Разные. Поясню на собственном примере. В 70-е годы прошлого столетия журнал «Декоративное искусство в СССР» предложил мне, выпускнику Строгановки, сделать новый макет. Спрашиваю у техреда, какие есть ограничения. Он объясняет: когда мы монтируем цветные фото, между ними должны быть маленькие гвоздики, поэтому расстояние между снимками – не меньше сантиметра. Прошло много лет, я переехал в Америку, и моя первая работа была заместителем художника в журнале, в 40 километрах от Лос-Анджелеса. Поручили мне макет придумать. Интересуюсь: какое, по вашей технологии, минимальное расстояние между картинками? Отвечают: ну, это чисто эстетический момент, можно и вообще в стык. Я: «А как же гвоздики?» На меня поглядели, как на больного. Тогда еще компьютеров для верстки не было. Но не было там и гвоздиков. А я-то привык, что все – в металле, и двигать набор или клише – серьезная проблема.

Учиться «на ходу» пришлось и на следующей работе – в компании, занимавшейся производством декоративных потолков. У них была только одна вакансия – начальника отдела рекламы. И хозяин (он в детстве заболел полиомиелитом и передвигался в инвалидном кресле) мне говорит: вы приехали из коммунистической страны, где только один заказчик, а потому ничего не знаете о рекламе. На что я ответил: самая большая ошибка, которую можно сделать в рекламе, – это повторять известные решения. Он усмехнулся: раз вы умеете себя продавать, возможно, сможете продавать и мои потолки. Потом я понял: в рекламе как раз срабатывают именно стандартные, проверенные решения. По тем временам, окончательный результат очень часто не мог в точности совпадать с тем, что я сдавал в типографию, а переделывать было накладно.
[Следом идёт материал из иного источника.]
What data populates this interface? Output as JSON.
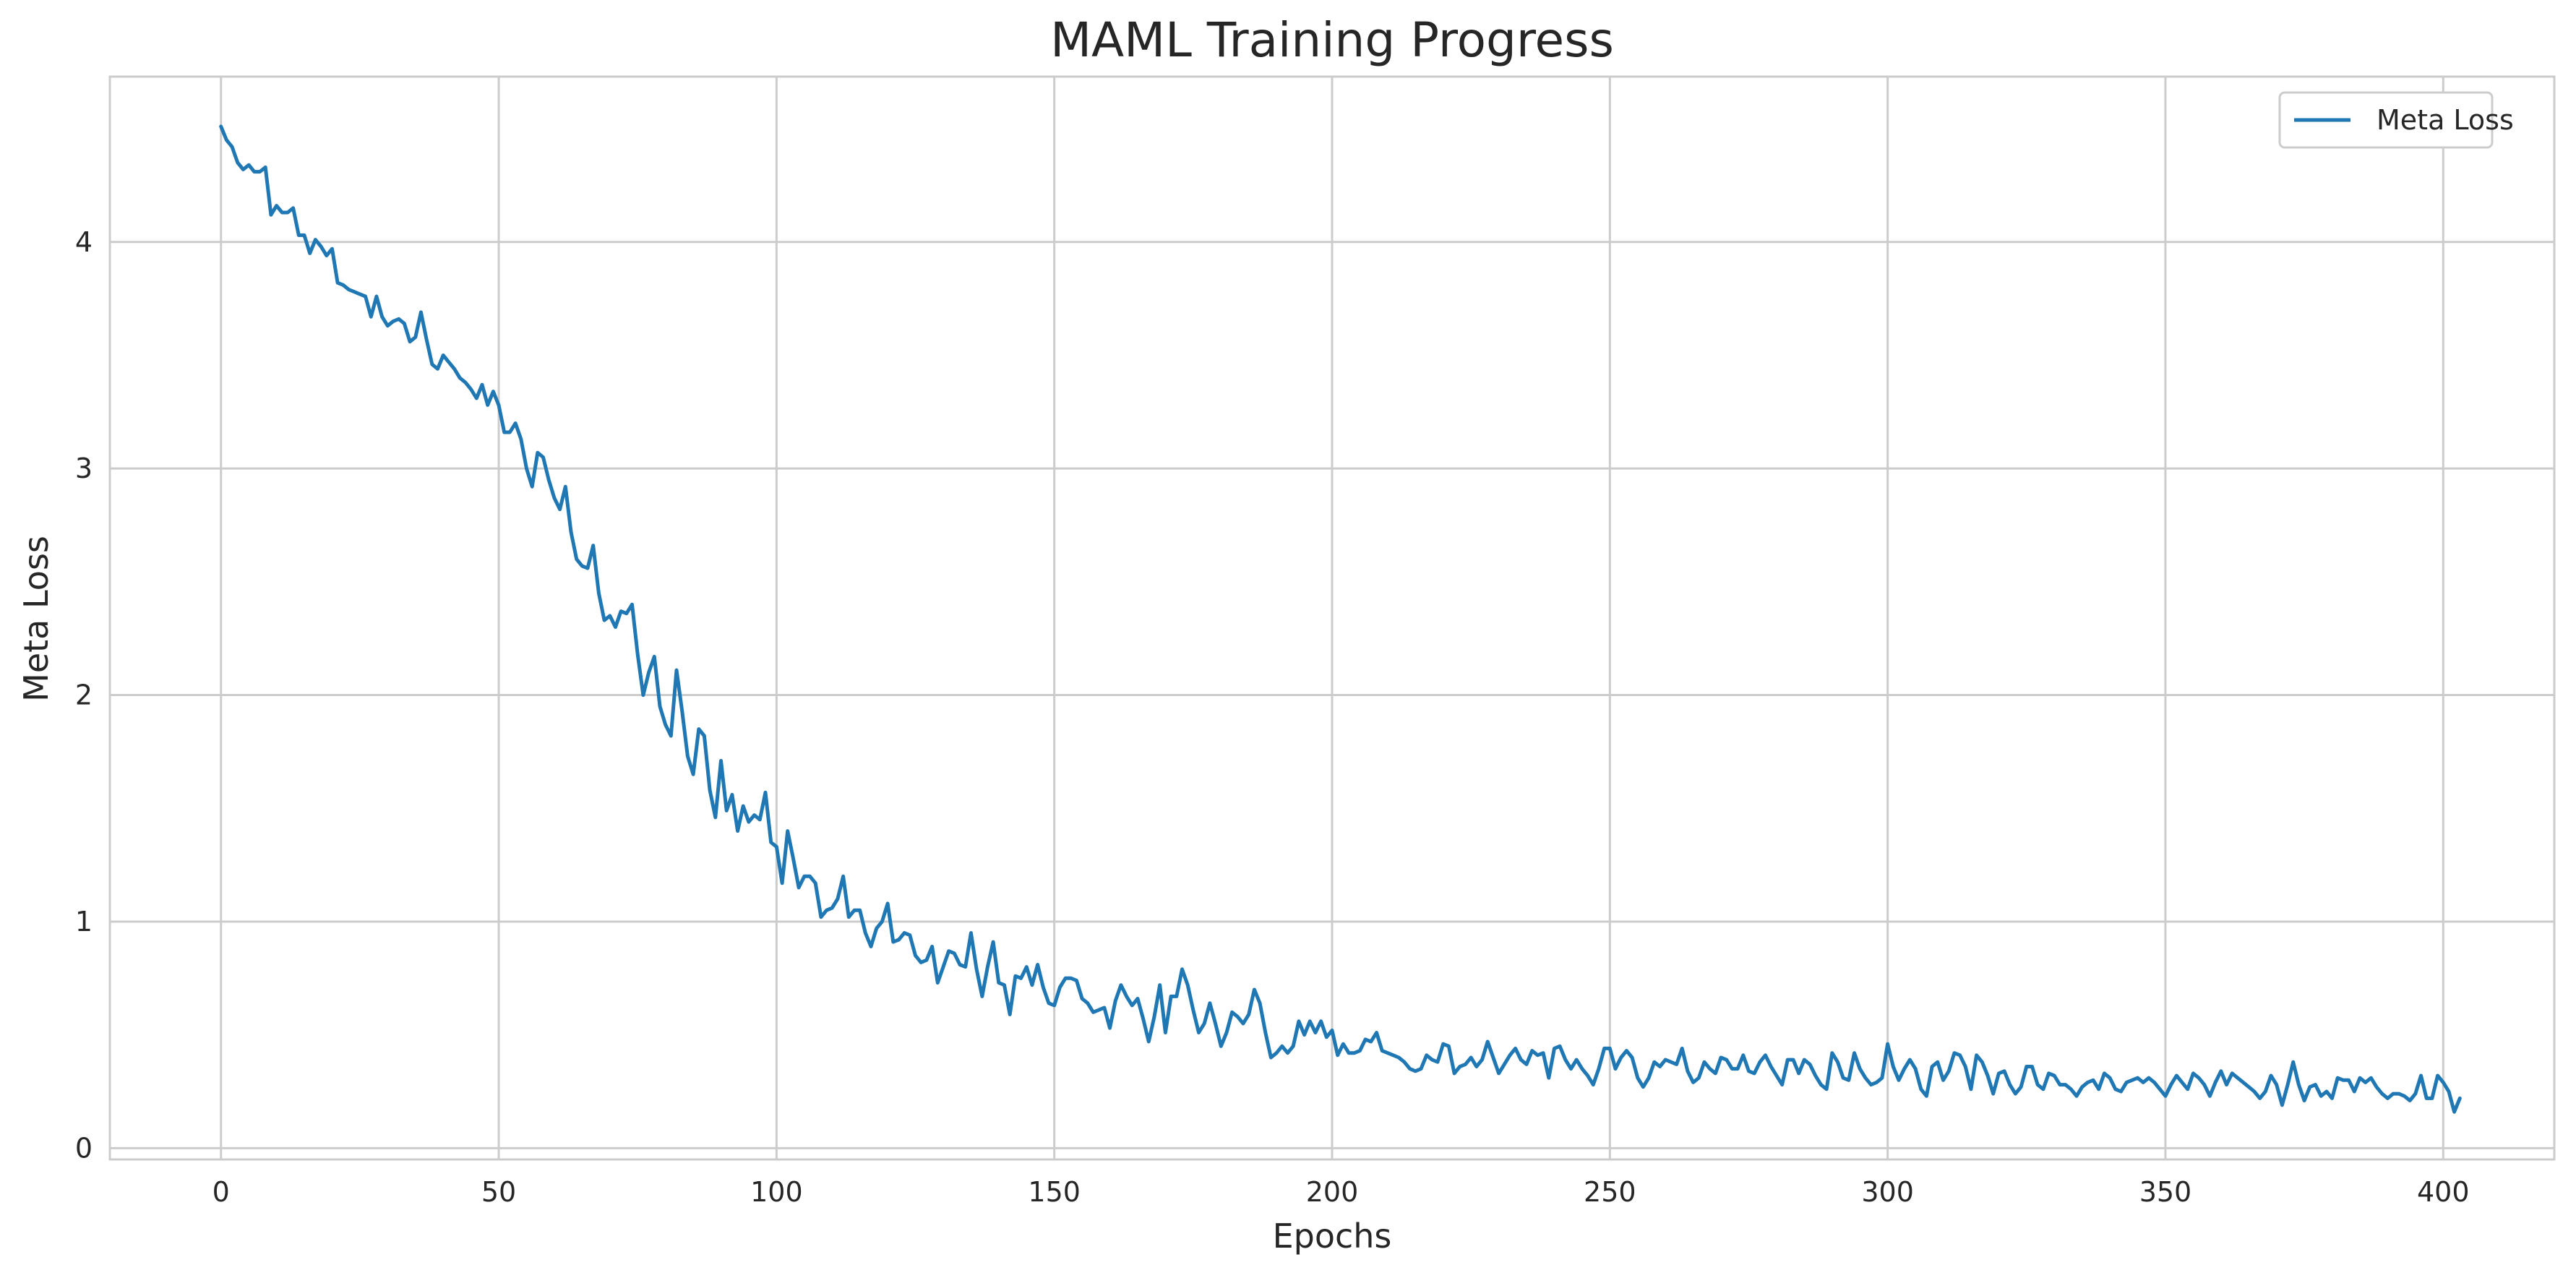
{
  "chart_data": {
    "type": "line",
    "title": "MAML Training Progress",
    "xlabel": "Epochs",
    "ylabel": "Meta Loss",
    "xlim": [
      -20,
      420
    ],
    "ylim": [
      -0.05,
      4.73
    ],
    "xticks": [
      0,
      50,
      100,
      150,
      200,
      250,
      300,
      350,
      400
    ],
    "yticks": [
      0,
      1,
      2,
      3,
      4
    ],
    "grid": true,
    "legend_position": "top-right",
    "colors": {
      "series": "#1f77b4",
      "grid": "#cccccc",
      "frame": "#cccccc"
    },
    "series": [
      {
        "name": "Meta Loss",
        "x_start": 0,
        "x_step": 1,
        "values": [
          4.51,
          4.45,
          4.42,
          4.35,
          4.32,
          4.34,
          4.31,
          4.31,
          4.33,
          4.12,
          4.16,
          4.13,
          4.13,
          4.15,
          4.03,
          4.03,
          3.95,
          4.01,
          3.98,
          3.94,
          3.97,
          3.82,
          3.81,
          3.79,
          3.78,
          3.77,
          3.76,
          3.67,
          3.76,
          3.67,
          3.63,
          3.65,
          3.66,
          3.64,
          3.56,
          3.58,
          3.69,
          3.57,
          3.46,
          3.44,
          3.5,
          3.47,
          3.44,
          3.4,
          3.38,
          3.35,
          3.31,
          3.37,
          3.28,
          3.34,
          3.28,
          3.16,
          3.16,
          3.2,
          3.13,
          3.0,
          2.92,
          3.07,
          3.05,
          2.95,
          2.87,
          2.82,
          2.92,
          2.72,
          2.6,
          2.57,
          2.56,
          2.66,
          2.45,
          2.33,
          2.35,
          2.3,
          2.37,
          2.36,
          2.4,
          2.18,
          2.0,
          2.1,
          2.17,
          1.95,
          1.87,
          1.82,
          2.11,
          1.93,
          1.73,
          1.65,
          1.85,
          1.82,
          1.58,
          1.46,
          1.71,
          1.49,
          1.56,
          1.4,
          1.51,
          1.44,
          1.47,
          1.45,
          1.57,
          1.35,
          1.33,
          1.17,
          1.4,
          1.28,
          1.15,
          1.2,
          1.2,
          1.17,
          1.02,
          1.05,
          1.06,
          1.1,
          1.2,
          1.02,
          1.05,
          1.05,
          0.95,
          0.89,
          0.97,
          1.0,
          1.08,
          0.91,
          0.92,
          0.95,
          0.94,
          0.85,
          0.82,
          0.83,
          0.89,
          0.73,
          0.8,
          0.87,
          0.86,
          0.81,
          0.8,
          0.95,
          0.79,
          0.67,
          0.8,
          0.91,
          0.73,
          0.72,
          0.59,
          0.76,
          0.75,
          0.8,
          0.72,
          0.81,
          0.71,
          0.64,
          0.63,
          0.71,
          0.75,
          0.75,
          0.74,
          0.66,
          0.64,
          0.6,
          0.61,
          0.62,
          0.53,
          0.65,
          0.72,
          0.67,
          0.63,
          0.66,
          0.57,
          0.47,
          0.58,
          0.72,
          0.51,
          0.67,
          0.67,
          0.79,
          0.72,
          0.61,
          0.51,
          0.55,
          0.64,
          0.55,
          0.45,
          0.51,
          0.6,
          0.58,
          0.55,
          0.59,
          0.7,
          0.64,
          0.51,
          0.4,
          0.42,
          0.45,
          0.42,
          0.45,
          0.56,
          0.5,
          0.56,
          0.51,
          0.56,
          0.49,
          0.52,
          0.41,
          0.46,
          0.42,
          0.42,
          0.43,
          0.48,
          0.47,
          0.51,
          0.43,
          0.42,
          0.41,
          0.4,
          0.38,
          0.35,
          0.34,
          0.35,
          0.41,
          0.39,
          0.38,
          0.46,
          0.45,
          0.33,
          0.36,
          0.37,
          0.4,
          0.36,
          0.39,
          0.47,
          0.4,
          0.33,
          0.37,
          0.41,
          0.44,
          0.39,
          0.37,
          0.43,
          0.41,
          0.42,
          0.31,
          0.44,
          0.45,
          0.39,
          0.35,
          0.39,
          0.35,
          0.32,
          0.28,
          0.35,
          0.44,
          0.44,
          0.35,
          0.4,
          0.43,
          0.4,
          0.31,
          0.27,
          0.31,
          0.38,
          0.36,
          0.39,
          0.38,
          0.37,
          0.44,
          0.34,
          0.29,
          0.31,
          0.38,
          0.35,
          0.33,
          0.4,
          0.39,
          0.35,
          0.35,
          0.41,
          0.34,
          0.33,
          0.38,
          0.41,
          0.36,
          0.32,
          0.28,
          0.39,
          0.39,
          0.33,
          0.39,
          0.37,
          0.32,
          0.28,
          0.26,
          0.42,
          0.38,
          0.31,
          0.3,
          0.42,
          0.35,
          0.31,
          0.28,
          0.29,
          0.31,
          0.46,
          0.36,
          0.3,
          0.35,
          0.39,
          0.35,
          0.26,
          0.23,
          0.36,
          0.38,
          0.3,
          0.34,
          0.42,
          0.41,
          0.36,
          0.26,
          0.41,
          0.38,
          0.32,
          0.24,
          0.33,
          0.34,
          0.28,
          0.24,
          0.27,
          0.36,
          0.36,
          0.28,
          0.26,
          0.33,
          0.32,
          0.28,
          0.28,
          0.26,
          0.23,
          0.27,
          0.29,
          0.3,
          0.26,
          0.33,
          0.31,
          0.26,
          0.25,
          0.29,
          0.3,
          0.31,
          0.29,
          0.31,
          0.29,
          0.26,
          0.23,
          0.28,
          0.32,
          0.29,
          0.26,
          0.33,
          0.31,
          0.28,
          0.23,
          0.29,
          0.34,
          0.28,
          0.33,
          0.31,
          0.29,
          0.27,
          0.25,
          0.22,
          0.25,
          0.32,
          0.28,
          0.19,
          0.28,
          0.38,
          0.28,
          0.21,
          0.27,
          0.28,
          0.23,
          0.25,
          0.22,
          0.31,
          0.3,
          0.3,
          0.25,
          0.31,
          0.29,
          0.31,
          0.27,
          0.24,
          0.22,
          0.24,
          0.24,
          0.23,
          0.21,
          0.24,
          0.32,
          0.22,
          0.22,
          0.32,
          0.29,
          0.25,
          0.16,
          0.22
        ]
      }
    ]
  }
}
Но уже приближалась «эра Apple». И вот в какой-то следующей компании мне в том же качестве начальника отдела рекламы предложили установить Macintosh. К тому времени у меня уже был PC – для работы с текстами. Заниматься на компьютере дизайном – зачем? Я и так рисую. Но владелец фирмы настоял. Macintosh был черно-белый, с маленьким экранчиком. И была там программа Page Maker. Я ее освоил – просто взял инструкцию и добросовестно ее прочел. С этого все и началось.
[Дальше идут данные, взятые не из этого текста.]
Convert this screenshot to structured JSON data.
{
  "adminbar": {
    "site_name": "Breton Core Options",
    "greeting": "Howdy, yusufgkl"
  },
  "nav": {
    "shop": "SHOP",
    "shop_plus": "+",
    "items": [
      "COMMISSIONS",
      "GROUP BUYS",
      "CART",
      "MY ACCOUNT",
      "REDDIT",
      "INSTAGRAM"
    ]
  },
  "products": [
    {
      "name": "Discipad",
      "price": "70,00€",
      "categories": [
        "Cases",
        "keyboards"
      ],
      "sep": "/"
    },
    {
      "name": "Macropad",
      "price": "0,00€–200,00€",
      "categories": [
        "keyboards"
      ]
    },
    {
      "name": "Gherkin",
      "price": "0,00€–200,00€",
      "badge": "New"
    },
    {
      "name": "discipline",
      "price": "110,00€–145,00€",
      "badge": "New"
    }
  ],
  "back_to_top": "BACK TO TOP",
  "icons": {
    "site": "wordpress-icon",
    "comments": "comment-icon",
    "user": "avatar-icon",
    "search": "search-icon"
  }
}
То есть дизайн XXI века для вас в США фактически начался в веке XX?

Да. Все тогда происходило стремительно. Еще года через два Macintosh заключил договор с компанией Linotype, которая занималась шрифтами, и появилась программа, позволяющая рисунок, сделанный в Apple, вывести на бумагу или на пленку, а если это страница газеты или журнала, то сразу ее и печатать – со всеми статьями и фотографиями. Для меня это означало, что я могу бесконечно экспериментировать – как угодно перемещать черно-белые изображения. И уже полный переворот случился, когда Macintosh начал работать с цветом. Стали делать цветоделение на компьютере – и сразу видеть результат. Появились программы Photoshop, QuarkXpress, InDesign. И нет в мире дизайнера, который бы теперь ими не пользовался.

Это отразилось на вашей карьере, в творчестве?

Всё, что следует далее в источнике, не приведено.